Identifying the correct transformation posted in the ROS framework to use for converting from the camera to base frames proved difficult. For troubleshooting, an approximate transformation matrix which was known to produce roughly the desired rotation and translation between these frames was constructed and used to identify issues with the transformation matrix obtained from ROS. This allowed us to debug an issue in translating the quaternions posted by ROS for the appropriate transformation into the correct transformation matrix.
Effective grasping, pouring, and handoffs required thorough tuning of the positions relative to the desired object center to which the arm moved. Notably, the arm's motion planner would also frequently change orientation of the gripper during movements; this was also factored in to the position tuning.
The Google Vision API struggled to detect medicine bottles due to their small size or narrow shape. Orientation proved key.

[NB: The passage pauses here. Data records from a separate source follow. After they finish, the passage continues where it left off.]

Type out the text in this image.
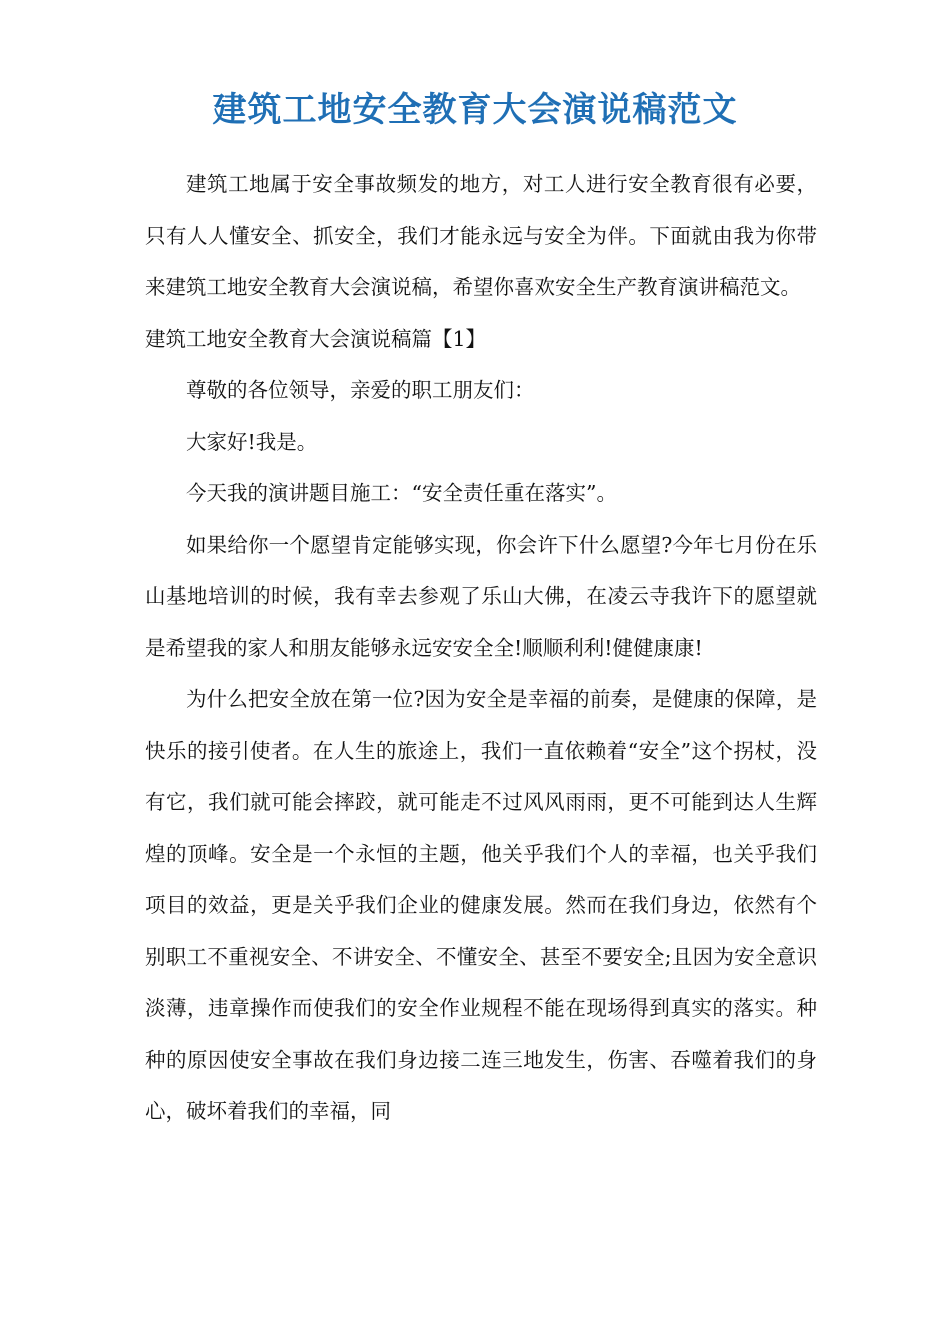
建筑工地安全教育大会演说稿范文

建筑工地属于安全事故频发的地方，对工人进行安全教育很有必要，只有人人懂安全、抓安全，我们才能永远与安全为伴。下面就由我为你带来建筑工地安全教育大会演说稿，希望你喜欢安全生产教育演讲稿范文。

建筑工地安全教育大会演说稿篇【1】

尊敬的各位领导，亲爱的职工朋友们：

大家好!我是。

今天我的演讲题目施工：“安全责任重在落实”。

如果给你一个愿望肯定能够实现，你会许下什么愿望?今年七月份在乐山基地培训的时候，我有幸去参观了乐山大佛，在凌云寺我许下的愿望就是希望我的家人和朋友能够永远安安全全!顺顺利利!健健康康!

为什么把安全放在第一位?因为安全是幸福的前奏，是健康的保障，是快乐的接引使者。在人生的旅途上，我们一直依赖着“安全”这个拐杖，没有它，我们就可能会摔跤，就可能走不过风风雨雨，更不可能到达人生辉煌的顶峰。安全是一个永恒的主题，他关乎我们个人的幸福，也关乎我们项目的效益，更是关乎我们企业的健康发展。然而在我们身边，依然有个别职工不重视安全、不讲安全、不懂安全、甚至不要安全;且因为安全意识淡薄，违章操作而使我们的安全作业规程不能在现场得到真实的落实。种种的原因使安全事故在我们身边接二连三地发生，伤害、吞噬着我们的身心，破坏着我们的幸福，同
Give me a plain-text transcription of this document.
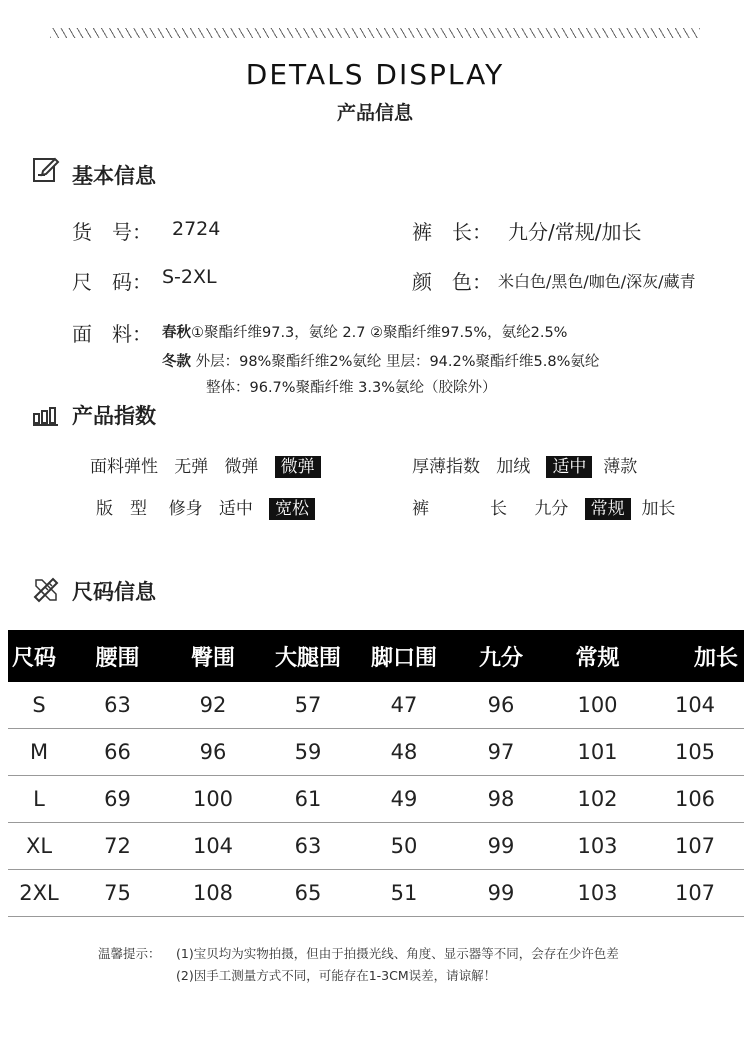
DETALS DISPLAY
产品信息
基本信息
货　号： 2724	裤　长： 九分/常规/加长
尺　码： S-2XL	颜　色： 米白色/黑色/咖色/深灰/藏青
面　料： 春秋①聚酯纤维97.3，氨纶 2.7 ②聚酯纤维97.5%，氨纶2.5%
冬款 外层：98%聚酯纤维2%氨纶 里层：94.2%聚酯纤维5.8%氨纶
整体：96.7%聚酯纤维 3.3%氨纶（胶除外）
产品指数
面料弹性 无弹 微弹 微弹	厚薄指数 加绒 适中 薄款
版　型 修身 适中 宽松	裤　长 九分 常规 加长
尺码信息
尺码	腰围	臀围	大腿围	脚口围	九分	常规	加长
S	63	92	57	47	96	100	104
M	66	96	59	48	97	101	105
L	69	100	61	49	98	102	106
XL	72	104	63	50	99	103	107
2XL	75	108	65	51	99	103	107
温馨提示： (1)宝贝均为实物拍摄，但由于拍摄光线、角度、显示器等不同，会存在少许色差
(2)因手工测量方式不同，可能存在1-3CM误差，请谅解！
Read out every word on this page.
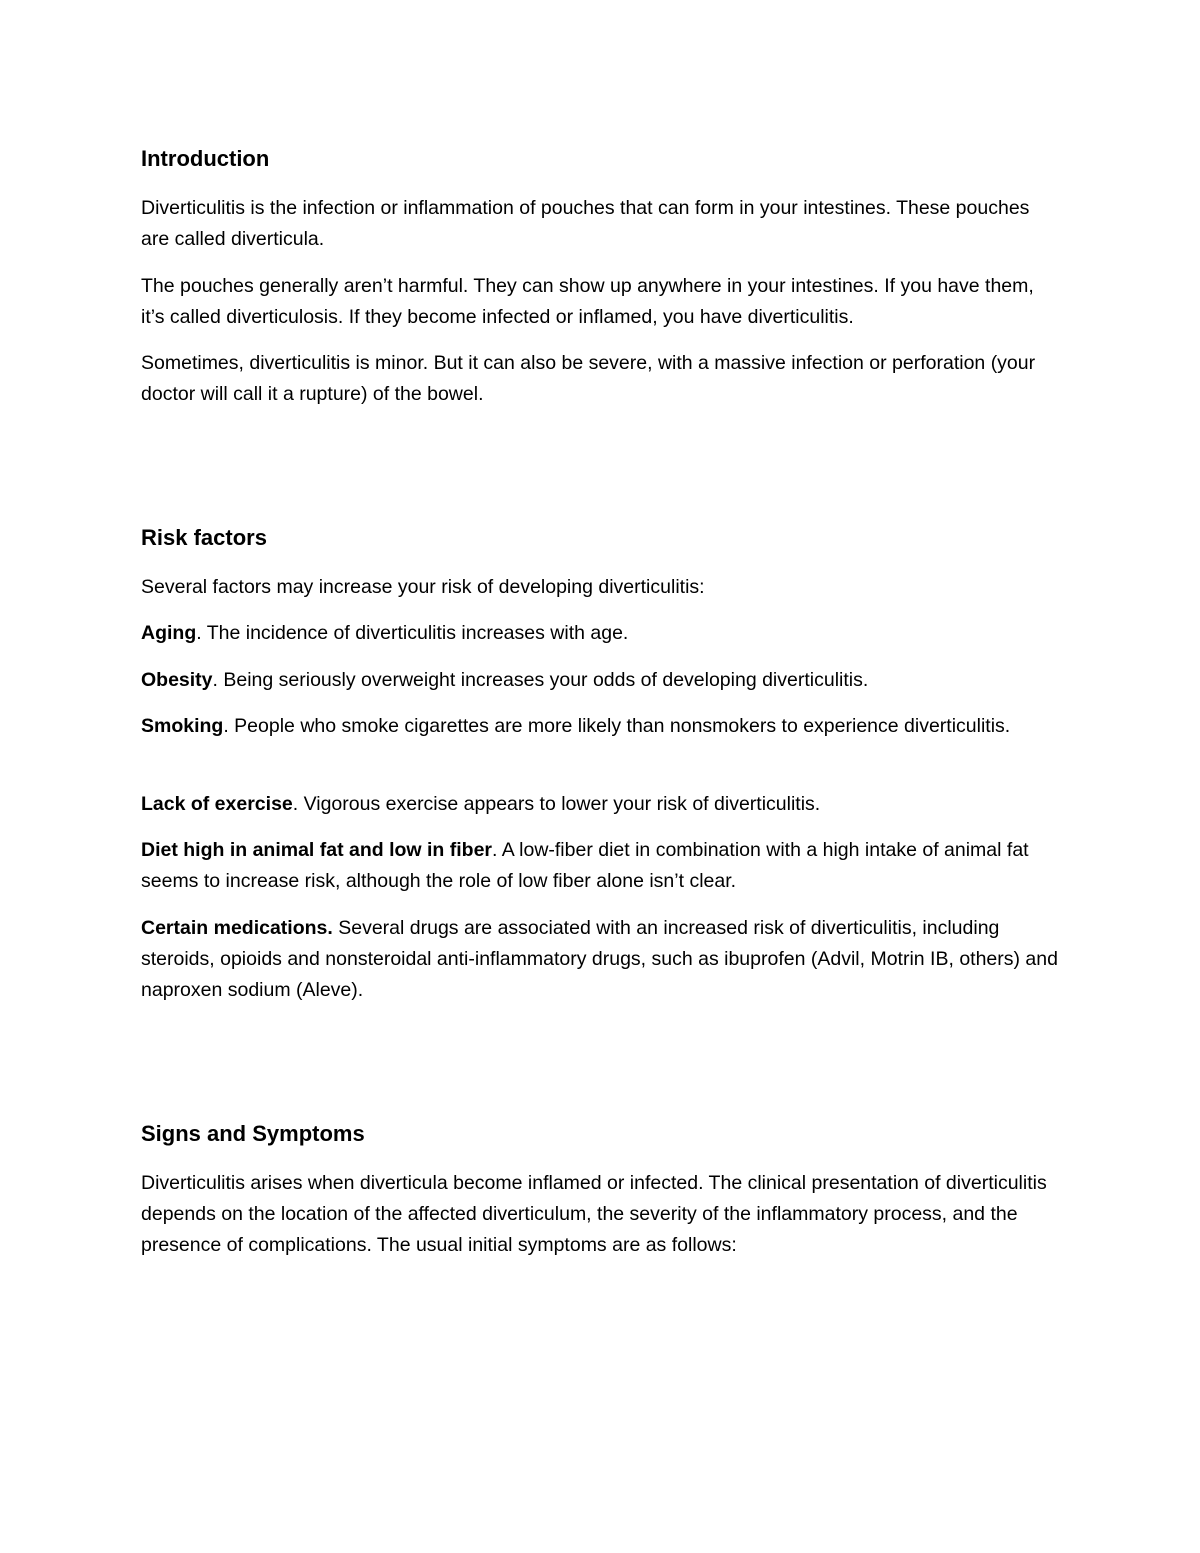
Introduction

Diverticulitis is the infection or inflammation of pouches that can form in your intestines. These pouches are called diverticula.

The pouches generally aren’t harmful. They can show up anywhere in your intestines. If you have them, it’s called diverticulosis. If they become infected or inflamed, you have diverticulitis.

Sometimes, diverticulitis is minor. But it can also be severe, with a massive infection or perforation (your doctor will call it a rupture) of the bowel.

Risk factors

Several factors may increase your risk of developing diverticulitis:

Aging. The incidence of diverticulitis increases with age.

Obesity. Being seriously overweight increases your odds of developing diverticulitis.

Smoking. People who smoke cigarettes are more likely than nonsmokers to experience diverticulitis.

Lack of exercise. Vigorous exercise appears to lower your risk of diverticulitis.

Diet high in animal fat and low in fiber. A low-fiber diet in combination with a high intake of animal fat seems to increase risk, although the role of low fiber alone isn’t clear.

Certain medications. Several drugs are associated with an increased risk of diverticulitis, including steroids, opioids and nonsteroidal anti-inflammatory drugs, such as ibuprofen (Advil, Motrin IB, others) and naproxen sodium (Aleve).

Signs and Symptoms

Diverticulitis arises when diverticula become inflamed or infected. The clinical presentation of diverticulitis depends on the location of the affected diverticulum, the severity of the inflammatory process, and the presence of complications. The usual initial symptoms are as follows:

This task was completed through the following steps:
Receive audio input and determine target and task
Use Gemini to parse audio transcript
Move arm to rest position (clear camera)
Rotate until target object is found
Drive to object until depth to it is under DISTANCE_THRESHOLD (600.0)
Stop, then grasp
Move near object w/ fixed orientation, smoothly approach object while maintaining orientation,
Grasp object, lift up
When grasp procedure succeeds, repeat from Step 3 (rotate)
Target object is now “person” (point of retrieval)
This time, when person is within DISTANCE_THRESHOLD, hand them the object
Approach above the hand, release gripper, move arm back to rest position
This task was completed using the following strategy:
Arm initially moves out of camera view
On start → TURN: command only nonzero z rotation (rotate in place)
Upon obj detection → GO: determine angle between base x and desired obj
If below threshold, command only nonzero x velocity (drive forward)
If above threshold, command only nonzero z rotation (rotate toward object; sign determines direction)
Within threshold → STOP: command zero velocity
Tuning of the following was also performed:
z rotation
x velocity values
This task was completed through the following state responses:
State Responses
WAIT: move arm to home position by publishing to /go_home
GRASP: perform grasp by…
simple object: orient gripper down and move above → lower → grip →raise
medicine bottle: orient gripper down and move above & behind → orient gripper state → move forward to object → grip → raise
DETECT HAND:
simple object: place in hand
If pouring: rotate 90º in x
Tuning of positional offsets following was also performed.